If we throw a trillion dollars into this corrupt system, we won't get solvency. We'll get a bigger mess.
The solution is not to give the same corporate leadership who got us into this mess (over 25 years, not two or ten).
The solution is not to get the federal government into the mortgage and securities business. I heard the financial experts this morning touting the bailout plan, saying that the government will but the mortgages and securities for 50 cents on the dollar, and then, they say, the federal government will MAKE money when the market goes back up. Don't you believe it! That is, unless you think that the government should manage the economy for the next 20 years or so.
And I've already heard the arrogant corporate rejoinder:
What's the alternative?
If you don't want an anti-republican, anti-capitalist corporate system that is essentially insulated from accountability to the public, (which granted them their charters), then what are you going to do instead?
As if incorporation is identical to anti-republican abuse of the corporate charter. As if the titled corporatocracy is entitled to the power they are supposed to be exercising for the sake of public benefit.
As if there is no alternative to the stranglehold on power held by a multiple-titled group of aristocratic pretenders and fascist fantasy peddlers.
There is an alternative.
The STATES, collectively, are the proper, constitutional body to handle this financial meltdown. WHY? Because states have the power to revoke corporate charters, place corporations in receivership, disenfranchise the majority shareholders, issue new voting shares and stocks, hold new board elections, and FIRE the executives.
The states need the funds from Congress to hire regulators to oversee this process.
And for the short term?
While the corporations are in receivership (which CAN be done swiftly), the states can oversee a process by which we CANCEL all mortgages, and send the titles to the people who were paying the mortgages.
This solution would give 100% equity to all property owners (and restore property to others in foreclosure) AND put the mortgage payments back in the pockets of every property holder. (I would argue that renters should share in this too, getting dramatically lower rents.)
WHY do this? Because this "bailout" is going to be paid for by the taxpayers, that's why. It makes no sense to take money from all of the taxpayers for how many years? and hand it over, upfront, to bail out the lenders, whose greed and mismanagement has created this problem.
When we deal with these corporate assholes on a regular basis, they want their money RIGHT NOW, or they screw you over. So I say that they should get the same policy. Let's not pass a bill which pays the taxpayers later. We want the money RIGHT NOW. 100% Equity, and the mortgage payments in our pockets.
This is not just about banks. It's not just about mortgages. This is about an assinine set of policies pursued by these neofascists in the corporate world over the last 25 years in which they proposed that shrinking responsibility and shrinking tax liabilities by the rich and the connected, together with a shrinking share of the wealth for the rest of us, would lead to prosperity for all of us. It was bound to fail, and reasonable people knew it, but they just kept waving their money in our faces and arguing that "success" was an argument for the continuation of the assinine policies.
Critics of this plan wring their hands about a credit crunch. Ya know what? We have a credit crunch now.
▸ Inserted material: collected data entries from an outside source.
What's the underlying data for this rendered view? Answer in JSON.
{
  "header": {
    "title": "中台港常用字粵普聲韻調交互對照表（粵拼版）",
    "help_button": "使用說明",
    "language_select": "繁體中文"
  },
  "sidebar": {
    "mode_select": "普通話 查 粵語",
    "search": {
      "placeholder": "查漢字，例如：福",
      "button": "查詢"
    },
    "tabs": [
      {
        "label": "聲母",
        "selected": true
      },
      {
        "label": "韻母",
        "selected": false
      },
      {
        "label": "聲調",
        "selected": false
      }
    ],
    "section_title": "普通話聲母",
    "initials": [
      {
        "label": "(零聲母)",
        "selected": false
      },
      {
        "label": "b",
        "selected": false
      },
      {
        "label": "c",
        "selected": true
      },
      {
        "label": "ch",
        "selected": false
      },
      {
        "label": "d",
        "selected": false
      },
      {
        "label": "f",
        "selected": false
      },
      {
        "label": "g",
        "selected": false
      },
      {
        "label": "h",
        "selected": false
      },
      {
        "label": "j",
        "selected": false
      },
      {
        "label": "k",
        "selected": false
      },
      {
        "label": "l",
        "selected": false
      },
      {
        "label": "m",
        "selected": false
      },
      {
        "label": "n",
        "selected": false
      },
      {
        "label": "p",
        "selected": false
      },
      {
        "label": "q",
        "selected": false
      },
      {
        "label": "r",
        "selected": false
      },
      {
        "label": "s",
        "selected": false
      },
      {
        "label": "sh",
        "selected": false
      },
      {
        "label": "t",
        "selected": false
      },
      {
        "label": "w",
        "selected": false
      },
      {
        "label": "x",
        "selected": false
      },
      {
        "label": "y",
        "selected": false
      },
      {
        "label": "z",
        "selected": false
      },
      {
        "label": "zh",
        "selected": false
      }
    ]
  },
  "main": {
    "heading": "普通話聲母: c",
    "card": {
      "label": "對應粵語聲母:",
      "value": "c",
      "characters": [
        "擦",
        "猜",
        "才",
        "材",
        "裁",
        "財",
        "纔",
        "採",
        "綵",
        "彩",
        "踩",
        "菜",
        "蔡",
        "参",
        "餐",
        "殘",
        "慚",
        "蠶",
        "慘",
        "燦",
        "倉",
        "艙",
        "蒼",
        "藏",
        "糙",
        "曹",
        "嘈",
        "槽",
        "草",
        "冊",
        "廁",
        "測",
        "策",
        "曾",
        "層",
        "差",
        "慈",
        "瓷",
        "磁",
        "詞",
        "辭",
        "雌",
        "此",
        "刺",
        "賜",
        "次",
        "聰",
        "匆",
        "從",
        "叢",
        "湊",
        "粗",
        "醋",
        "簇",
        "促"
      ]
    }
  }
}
Is credit going to freely flow after we hand over a trillion dollars? Don't bet on it. We have no guarantee these corporate leaders will do what is in our interest. Have they done so anytime in the last 25 years? NO. We're supposed to believe that, suddenly, these pampered aristocrats who have been trying to set up an aristocratic society are going to have a surge of patriotism and democratic republican sentiment? Don't make me laugh.
My plan will create a credit crunch. Short term. After a brief moratorium, we can go back to writing fractional lending mortgages. But we have to get the corporate system reformed to prevent the kind of mess that we now have. We might as well solve all the related problems, too. No more multiple titles. No more abuse of the corporate charter to leverage a corporate charter into power over every aspect of the lives of a people who are, supposedly, FREE.
I've written three diaries on this.
My proposal is the only one that puts the responsibility for solving this crisis directly into the hands of state governors and state attorney generals, who will face re-election. Congress isn't suited to manage the reforms needed. The Executive Branch isn't motivated to do it. Nor the Fed. Certainly, not the corporate leadership. Congress should send this to the states, and write it into the law that those charter revocation powers that the states have must be used to solve this problem.
You don't give lying scheming anti-republican racketeers a trillion dollars and hope for the best. We need to start throwing these jackasses in jail.